Figure 1: The Sleeping Beauty transposase – DNA complex showing intimate interaction of the protein (blue) with specific transposon end (grey) and target (black) DNA that governs and regulates a series of chemical steps during transposition.
The Barabas group uses structural and molecular biology approaches to investigate how DNA rearrangements are carried out and regulated, and uses this knowledge to develop their applications in research and medicine.
Previous and current research
Our research focuses on transposons, a class of mobile genetic elements that can autonomously move from one location to another in the genome. They drive genetic diversity, adaptation and evolution and constitute a large fraction of most genomes. However, the physiological roles of transposons are just starting to be unravelled. They largely contribute to antibiotic resistance transfer in bacteria, creating a pressing public health concern. Recent discoveries also show that they have key functions in gene regulation, development, immunity, and neurogenesis in animals. Finally, these ‘jumping’ DNA elements offer innovative tools for genetics and human gene therapy.

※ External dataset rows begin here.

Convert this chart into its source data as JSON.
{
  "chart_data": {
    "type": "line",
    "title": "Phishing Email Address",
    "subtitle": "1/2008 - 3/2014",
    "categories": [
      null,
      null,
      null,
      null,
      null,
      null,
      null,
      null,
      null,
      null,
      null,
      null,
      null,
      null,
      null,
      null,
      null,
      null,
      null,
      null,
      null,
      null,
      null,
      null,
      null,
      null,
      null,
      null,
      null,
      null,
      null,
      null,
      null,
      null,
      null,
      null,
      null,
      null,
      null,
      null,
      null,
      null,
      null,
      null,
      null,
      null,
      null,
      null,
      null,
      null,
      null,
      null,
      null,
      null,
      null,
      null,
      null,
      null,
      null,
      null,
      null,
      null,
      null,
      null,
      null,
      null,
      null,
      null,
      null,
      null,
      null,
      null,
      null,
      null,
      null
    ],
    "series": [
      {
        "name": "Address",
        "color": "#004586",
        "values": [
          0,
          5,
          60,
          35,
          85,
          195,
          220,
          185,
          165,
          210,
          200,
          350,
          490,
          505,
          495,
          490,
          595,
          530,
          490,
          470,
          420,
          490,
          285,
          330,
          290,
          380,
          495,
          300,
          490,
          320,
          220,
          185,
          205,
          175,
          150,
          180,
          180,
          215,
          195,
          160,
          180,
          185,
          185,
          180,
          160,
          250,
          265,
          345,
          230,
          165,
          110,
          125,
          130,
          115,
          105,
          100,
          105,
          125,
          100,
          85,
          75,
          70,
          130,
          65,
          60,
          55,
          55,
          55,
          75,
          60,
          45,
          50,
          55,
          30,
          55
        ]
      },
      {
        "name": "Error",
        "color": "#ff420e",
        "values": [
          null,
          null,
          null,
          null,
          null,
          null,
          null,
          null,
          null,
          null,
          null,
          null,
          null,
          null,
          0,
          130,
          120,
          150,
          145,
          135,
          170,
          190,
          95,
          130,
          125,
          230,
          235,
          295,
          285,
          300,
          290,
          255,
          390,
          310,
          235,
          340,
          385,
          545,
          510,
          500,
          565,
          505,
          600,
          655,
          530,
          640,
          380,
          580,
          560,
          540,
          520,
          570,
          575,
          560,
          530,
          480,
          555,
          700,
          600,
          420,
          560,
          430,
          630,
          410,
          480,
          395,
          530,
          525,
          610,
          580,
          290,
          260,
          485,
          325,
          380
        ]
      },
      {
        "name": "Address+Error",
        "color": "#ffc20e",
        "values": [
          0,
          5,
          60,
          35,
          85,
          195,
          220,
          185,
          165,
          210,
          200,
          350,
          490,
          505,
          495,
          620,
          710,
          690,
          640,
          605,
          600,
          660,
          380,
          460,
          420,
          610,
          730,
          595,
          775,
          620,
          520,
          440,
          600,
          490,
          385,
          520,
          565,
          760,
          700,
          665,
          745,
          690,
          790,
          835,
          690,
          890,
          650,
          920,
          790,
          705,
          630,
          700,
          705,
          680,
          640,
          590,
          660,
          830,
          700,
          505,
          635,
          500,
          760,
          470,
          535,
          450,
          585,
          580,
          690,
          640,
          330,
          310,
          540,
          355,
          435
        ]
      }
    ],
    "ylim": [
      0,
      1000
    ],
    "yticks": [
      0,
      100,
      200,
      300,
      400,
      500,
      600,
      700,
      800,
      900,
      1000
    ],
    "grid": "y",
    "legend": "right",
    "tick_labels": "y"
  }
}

To better understand transposition and facilitate applications, we investigate the molecular mechanisms of their movement and regulation using a diverse methodological toolbox inclusding structural and molecular biology, biochemistry, biophysics, bioinformatics, microbiology, and cell biology approaches. We strive to understand the structure of functional transposition complexes, the chemistry they use to cut and paste DNA, their target-site selection, their abundance in genomes (Smyshlyaev et al. 2013; Bock et al. 2014), and their regulation in the cell. Major focus is on eukaryotic transposons that provide genetic tools, antibiotic resistance-carrying elements, and transposon regulation by small RNAs.
This transposon is a prime tool in vertebrate genetics and human gene/cell therapy. We study its structure and mechanisms, investigate how it interacts with other components of human host cells, and develop advanced variants for genetic engineering. We have recently determined the crystal structure of the catalytic part of the Sleeping Beauty transposase, which allowed us to design novel hyperactive variants for therapeutic applications (Voigt et al., 2016, Press Release: Designing gene therapy).
Target site-specific transposons
One of the main obstacles in gene therapy is integration of the therapeutic gene at unwanted locations. Our work revealed that the IS608 transposon uses part of its own sequence to guide integration to a specific site via base pairing (Barabas et al., 2008). We are now testing if this target recognition mode can be extended to select unique genomic sites.
Antibiotic resistance carrying elements
The spread of antibiotic resistance is one of today’s biggest medical challenges. Conjugative transposons (CTns) actively transfer resistance genes across bacterial cells and species, consituting a great risk for resistance dissemination. We study the mechanisms of CTn movement at atomic detail and in bacterial communities with the ultimte goal of desiging intervention startegies to limit their spreading.
To avoid deleterious outcomes, higher eukaryotes keep their transposons under tight control. One major control mechanism is provided by small RNAs and our group investigates these processes in prokaryotes (Schulz et al., 2014) and eukaryotes. Our recent work on the piRNA pathway has revealed the structure and function of a novel factor called Zucchini (Voigt et al., 2012).
Future projects and goals
- Develop novel genetic engineering tools for synthetic biology.
- Study the mechanism and regulation of a class of ‘beneficial’ transposons that are involved in the development of ciliated protists.